The blockbuster model tolerated long diagnosis windows because the numbers worked anyway. Precision medicine doesn't have that luxury. When patient populations are measured in thousands rather than millions, every delayed diagnosis represents a meaningful share of the people your therapy was built for. Every year someone spends undiagnosed is a year of disease progression, diminished quality of life, and narrowing treatment options. This is where drug development and commercial execution share a stake, even though they operate on different timelines and answer to different pressures.
The work that goes into developing a precision therapy, the years of research, the careful trial design, the regulatory navigation, all of it assumes that patients will eventually be identified and treated. But that assumption depends on a commercial and healthcare system that can actually find them. Right now, finding them is harder than it should be. The systems that track physician behavior are mature. The systems that track patient journeys before diagnosis are not.
Closing the gap
I'm not a clinical scientist. I don't work on the development side. My perspective comes from commercial operations, watching how brands launch, how field teams engage, how data flows through the systems that are supposed to connect therapies to the people who need them. What I've seen over the past several years is a commercial apparatus that has gotten good at reaching physicians faster and more precisely than ever before. And I've seen that same apparatus struggle to account for the patient who hasn't yet arrived, the person still caught in a diagnostic maze, invisible to a system built around prescribers rather than patients.
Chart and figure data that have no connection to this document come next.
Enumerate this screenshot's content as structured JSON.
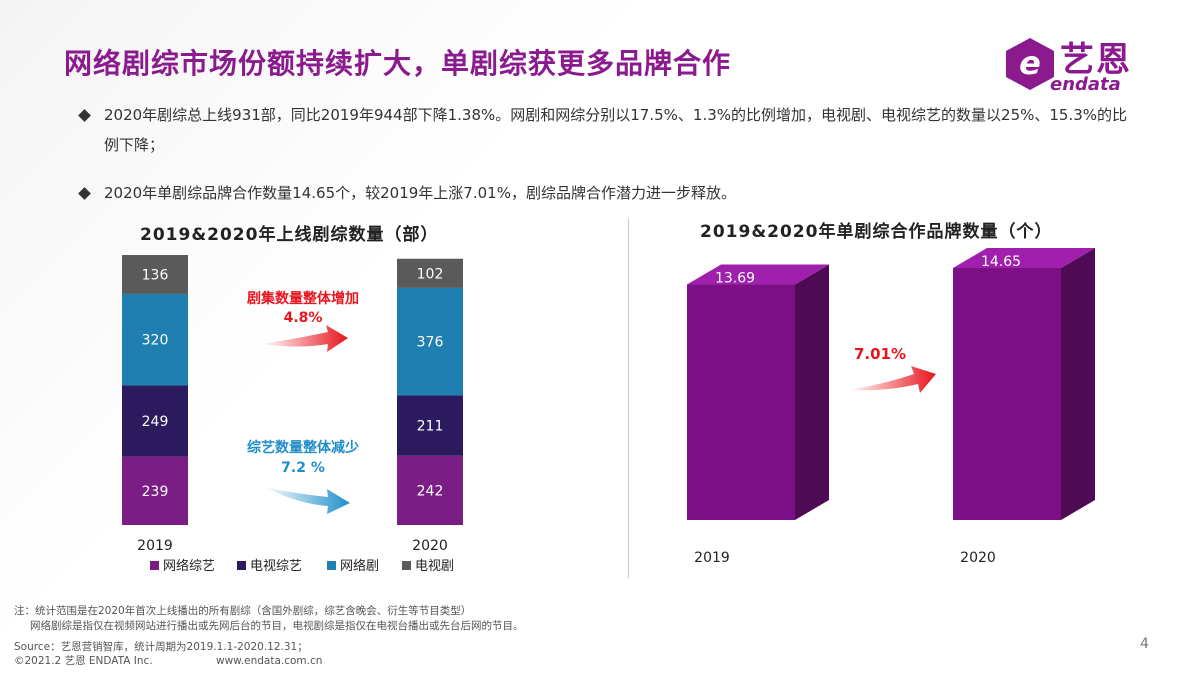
{
  "title": "网络剧综市场份额持续扩大，单剧综获更多品牌合作",
  "logo": {
    "cn": "艺恩",
    "en": "endata",
    "letter": "e"
  },
  "bullets": [
    "2020年剧综总上线931部，同比2019年944部下降1.38%。网剧和网综分别以17.5%、1.3%的比例增加，电视剧、电视综艺的数量以25%、15.3%的比例下降；",
    "2020年单剧综品牌合作数量14.65个，较2019年上涨7.01%，剧综品牌合作潜力进一步释放。"
  ],
  "colors": {
    "title": "#8a1a8e",
    "web_variety": "#7a1e86",
    "tv_variety": "#2b1a5e",
    "web_drama": "#1f7fb1",
    "tv_drama": "#5a5a5a",
    "bar3d_front": "#7d0f86",
    "bar3d_side": "#4e0a55",
    "bar3d_top": "#a020ad",
    "increase": "#e8141e",
    "decrease": "#1f8ec9"
  },
  "chart_data": [
    {
      "type": "bar",
      "stacked": true,
      "title": "2019&2020年上线剧综数量（部）",
      "categories": [
        "2019",
        "2020"
      ],
      "series": [
        {
          "name": "网络综艺",
          "values": [
            239,
            242
          ],
          "color_key": "web_variety"
        },
        {
          "name": "电视综艺",
          "values": [
            249,
            211
          ],
          "color_key": "tv_variety"
        },
        {
          "name": "网络剧",
          "values": [
            320,
            376
          ],
          "color_key": "web_drama"
        },
        {
          "name": "电视剧",
          "values": [
            136,
            102
          ],
          "color_key": "tv_drama"
        }
      ],
      "legend_position": "bottom",
      "annotations": [
        {
          "text": "剧集数量整体增加",
          "value": "4.8%",
          "direction": "up",
          "color_key": "increase"
        },
        {
          "text": "综艺数量整体减少",
          "value": "7.2 %",
          "direction": "down",
          "color_key": "decrease"
        }
      ]
    },
    {
      "type": "bar",
      "style": "3d",
      "title": "2019&2020年单剧综合作品牌数量（个）",
      "categories": [
        "2019",
        "2020"
      ],
      "values": [
        13.69,
        14.65
      ],
      "annotations": [
        {
          "text": "7.01%",
          "direction": "up",
          "color_key": "increase"
        }
      ]
    }
  ],
  "footnotes": {
    "note1": "注：统计范围是在2020年首次上线播出的所有剧综（含国外剧综，综艺含晚会、衍生等节目类型）",
    "note2": "网络剧综是指仅在视频网站进行播出或先网后台的节目，电视剧综是指仅在电视台播出或先台后网的节目。",
    "source": "Source：艺恩营销智库，统计周期为2019.1.1-2020.12.31；",
    "copyright": "©2021.2 艺恩 ENDATA Inc.",
    "website": "www.endata.com.cn"
  },
  "page_number": "4"
}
The technology to start closing that gap is emerging. Machine learning can surface patterns in patient data that suggest undiagnosed conditions. Aggregated, de-identified signals can inform when and how commercial teams engage with physicians. None of this replaces clinical expertise. It just means the commercial side could start operating with some awareness of patient trajectories, not just physician targets.
For those working on the development side, formulating therapies, running trials, navigating regulatory pathways, the commercial handoff can feel like someone else's problem. You build the therapy. You prove it works. Then it's over the wall to the teams responsible for getting it into the market. But the mission doesn't end at approval. It ends when patients benefit. And right now, too many patients are waiting too long because the systems designed to connect them to care weren't built with their journey in mind.
The next advance in commercial biopharma won't come from better physician targeting. That's already improving steadily, and honestly, the gains from further optimization there are incremental at this point. The real leap will come from finally paying attention to the patient's path, the diagnostic wandering, the missed signals, the years lost before someone puts the pieces together. That's the last mile. And for precision medicine to deliver on its promise, someone has to close it.